German daily Bild reports that the Tesla’s Model Y production line will come to a complete standstill from Monday (11th July).
Engineers are to study and rearrange the factory floor in a bid to smooth out logjams in the manufacture.
Musk hoped for 500,000 cars a year to roll off the line at the 300-hectare plant in Gruenheide, Brandenburg state, when it opened last March.
But according to Bild, its weekly output is 1,000 cars a week, just 10 per cent of the original target.
Employees will work in three instead of two shifts after the two-week revamp, according to Bild.
It is also understood that Tesla would concentrate on manufacturing the electric motors of its cars in an adjacent construction hall instead of importing them from its Giga Factory in Shanghai.
Tesla’s Y Model – a five-door midsize SUV – has quickly become one of the most popular e-cars in the world. Prices start at GBP 55,000.
It has also emerged that Tesla is experiencing considerable difficulties finding qualified staff.
Joerg Steinbach – Economy Minister of Brandenburg state – says Tesla is hiring between 400 and 500 new employees every month.
Bild claims that Tesla might have to scrap its plans to launch a battery cell production line by the end of this year if the company fails to hire an even bigger workforce.
Tesla intends to have a workforce of 9,000 at the Gruenheide plant in half a year, according to the newspaper.

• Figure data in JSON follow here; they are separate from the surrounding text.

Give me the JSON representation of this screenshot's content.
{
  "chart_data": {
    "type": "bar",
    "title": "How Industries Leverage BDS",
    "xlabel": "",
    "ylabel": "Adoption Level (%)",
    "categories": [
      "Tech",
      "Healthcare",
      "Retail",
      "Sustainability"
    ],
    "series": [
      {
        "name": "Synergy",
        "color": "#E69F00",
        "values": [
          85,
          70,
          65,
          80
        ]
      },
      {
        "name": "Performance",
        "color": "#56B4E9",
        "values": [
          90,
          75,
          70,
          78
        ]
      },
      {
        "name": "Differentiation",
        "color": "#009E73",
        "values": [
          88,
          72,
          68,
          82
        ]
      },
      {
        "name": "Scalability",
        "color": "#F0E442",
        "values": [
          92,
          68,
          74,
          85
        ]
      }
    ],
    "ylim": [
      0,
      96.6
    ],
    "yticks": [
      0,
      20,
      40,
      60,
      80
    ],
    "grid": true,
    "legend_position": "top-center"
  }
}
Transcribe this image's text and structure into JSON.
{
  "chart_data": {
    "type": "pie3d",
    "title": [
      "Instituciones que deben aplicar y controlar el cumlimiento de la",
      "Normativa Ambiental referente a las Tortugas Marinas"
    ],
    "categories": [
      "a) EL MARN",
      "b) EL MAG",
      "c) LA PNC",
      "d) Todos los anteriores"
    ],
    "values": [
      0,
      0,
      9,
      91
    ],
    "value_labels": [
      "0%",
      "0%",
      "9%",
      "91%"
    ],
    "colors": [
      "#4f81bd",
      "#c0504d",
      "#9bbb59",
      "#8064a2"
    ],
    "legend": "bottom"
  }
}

Plans to expand the factory – 20 miles southeast of Berlin – are reportedly on hold as the local council refuses to give the green light.
The USD 5.5 billion factory opened in March after receiving a last-minute environment permit by the federal authorities.
Musk and German Chancellor Olaf Scholz attended the opening ceremony.
The Canadian-American entrepreneur said: “Thank you, Brandenburg, thank you, Gruenheide, thank you, Germany.”
Musk added: “With solar power, wind energy and storage, we ensure sustainability. Believe in the future!”
Scholz announced: “This is a sign of progress happening in Germany. Electronic mobility is the technology of the future.”
The construction of the factory has outraged environment protection organisations as dozens of hectares were deforested.
Reports that the Tesla plant might need as much water as a town of 40,000 residents sparked further controversy – and concerns among local residents about potential water supply shortages.